VISIT THE HIPPY'S NEW SITE: Spend some time chilling out with the hippy...He used to be "the most shroomtastic stoner on the internet!" until the UK banned fresh magic mushrooms. He's still "the biggest internet celebrity you've never heard of!" He'll make you laugh, he'll make you think...he'll make you wish you were a hippy too!

Friday, December 10, 2004

Hey hippy! No car for you today!


So I got up this morning, prepared to implement my action plan and only made it as far as phoning the dealer. No, it wasn't already sold. Worse, the car guy was a twat, he started out by telling me the listing on his website for the car was wrong and it lacked some of the equipment mentioned. Most notably the power steering, which is a must for city driving, or rather parking. He then said he'd had a couple of other calls on the car already, which really didn't matter. Put it this way, he was not welcoming at all. He even said he had no other cars like it in stock. So much for being encouraged spending my money.

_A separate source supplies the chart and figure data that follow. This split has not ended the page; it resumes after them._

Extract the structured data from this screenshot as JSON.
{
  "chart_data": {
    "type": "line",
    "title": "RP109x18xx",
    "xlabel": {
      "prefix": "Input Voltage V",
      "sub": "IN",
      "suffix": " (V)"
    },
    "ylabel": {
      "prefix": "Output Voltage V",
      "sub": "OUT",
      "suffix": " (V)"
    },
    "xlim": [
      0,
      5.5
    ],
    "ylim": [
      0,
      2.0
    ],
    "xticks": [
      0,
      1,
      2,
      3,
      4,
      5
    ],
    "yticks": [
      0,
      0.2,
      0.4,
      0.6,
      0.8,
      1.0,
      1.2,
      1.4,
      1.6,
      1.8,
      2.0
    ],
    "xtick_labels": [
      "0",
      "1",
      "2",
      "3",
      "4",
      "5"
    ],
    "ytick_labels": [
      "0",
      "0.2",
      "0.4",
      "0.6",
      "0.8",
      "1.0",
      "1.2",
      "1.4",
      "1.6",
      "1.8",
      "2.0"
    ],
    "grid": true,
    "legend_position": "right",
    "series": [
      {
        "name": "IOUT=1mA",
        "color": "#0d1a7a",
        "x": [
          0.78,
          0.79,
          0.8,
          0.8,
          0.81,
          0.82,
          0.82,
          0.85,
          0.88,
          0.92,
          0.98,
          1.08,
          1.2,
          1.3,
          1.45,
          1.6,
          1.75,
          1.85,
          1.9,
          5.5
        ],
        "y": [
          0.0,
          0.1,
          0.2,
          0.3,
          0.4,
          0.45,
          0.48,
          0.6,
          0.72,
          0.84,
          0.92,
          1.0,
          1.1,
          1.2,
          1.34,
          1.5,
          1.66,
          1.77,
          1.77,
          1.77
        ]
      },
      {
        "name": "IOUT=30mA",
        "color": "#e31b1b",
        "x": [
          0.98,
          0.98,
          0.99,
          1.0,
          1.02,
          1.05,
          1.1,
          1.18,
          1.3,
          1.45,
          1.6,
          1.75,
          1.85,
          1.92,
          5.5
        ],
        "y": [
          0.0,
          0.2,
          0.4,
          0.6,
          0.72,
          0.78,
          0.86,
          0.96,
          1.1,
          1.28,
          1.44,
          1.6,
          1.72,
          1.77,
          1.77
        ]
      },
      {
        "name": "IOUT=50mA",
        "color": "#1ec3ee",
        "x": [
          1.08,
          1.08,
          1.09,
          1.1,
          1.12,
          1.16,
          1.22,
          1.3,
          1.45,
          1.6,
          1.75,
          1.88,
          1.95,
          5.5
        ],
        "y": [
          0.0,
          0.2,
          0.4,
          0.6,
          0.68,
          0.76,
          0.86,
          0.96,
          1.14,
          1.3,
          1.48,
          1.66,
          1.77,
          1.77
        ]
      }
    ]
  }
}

The previous hippymobile, which I tried to give away to promote this very blog, did NOT have power steering. It was no fun to drive at low speeds and especially to park. It was a big heavy car as well. A Polo without power steering wouldn't be as bad, but I promised myself my next car would have it, dammit!

I've been following the ads for a couple of weeks now and there's nothing else similarly available in my area in my price range. I'm shit outta luck today, the day I was to buy a car. Perhaps next week I might have another chance. Here's hoping, but I can't imagine December is a great month for buying and selling used cars what with xmas and all. Everyone's shopping for tat, not cars! Except me, of course.

So all my cunning plans for today are now shot to shit, but like a stoned phoenix, rising from the ashes of my failure and disappointment, I live to soar high again. Ok, the only ashes around here are from the spliff I'm puffing on, but I'm thinking today may be turning into an excellent day for communing with my mushroom god.

I've got practical stuff I could be doing, but that's always true. Perhaps I should leap at the chance to shroom my socks off. I'm got the time, the place and the shrooms, what the fuck am I waiting for?

Oh shit, that party tonight. If I shroom, there's no chance in hell I'm going to want to go out and get pissed tonight. But let's face the cold hard realities here hippy, you really didn't want to go to this party.

In truth, a week or so ago when I was invited, it seemed like a great idea. But as the date has approached, I've been less and less inclined to attend. The old anti-social qualities are coming out again. I do mean well, I really do, but the idea of making wanky small talk with a bunch of (nice, normalish, decent) people doesn't really appeal to me tonight. I think my mind is made up, I'll worry about the details later. A text to a mate of mine with a suitably convincing excuse (something's suddenly come up springs to mind) and I should be off the hook.

Ok, it's 11:20am hippytime. Assuming I can sort out a few key, simple things around the house, I'll be ingesting a boatload of shrooms within the next hour. It's time to implement a new action plan for today! Yipppppeeee for the hippy and yippppeeee for my mushroom god!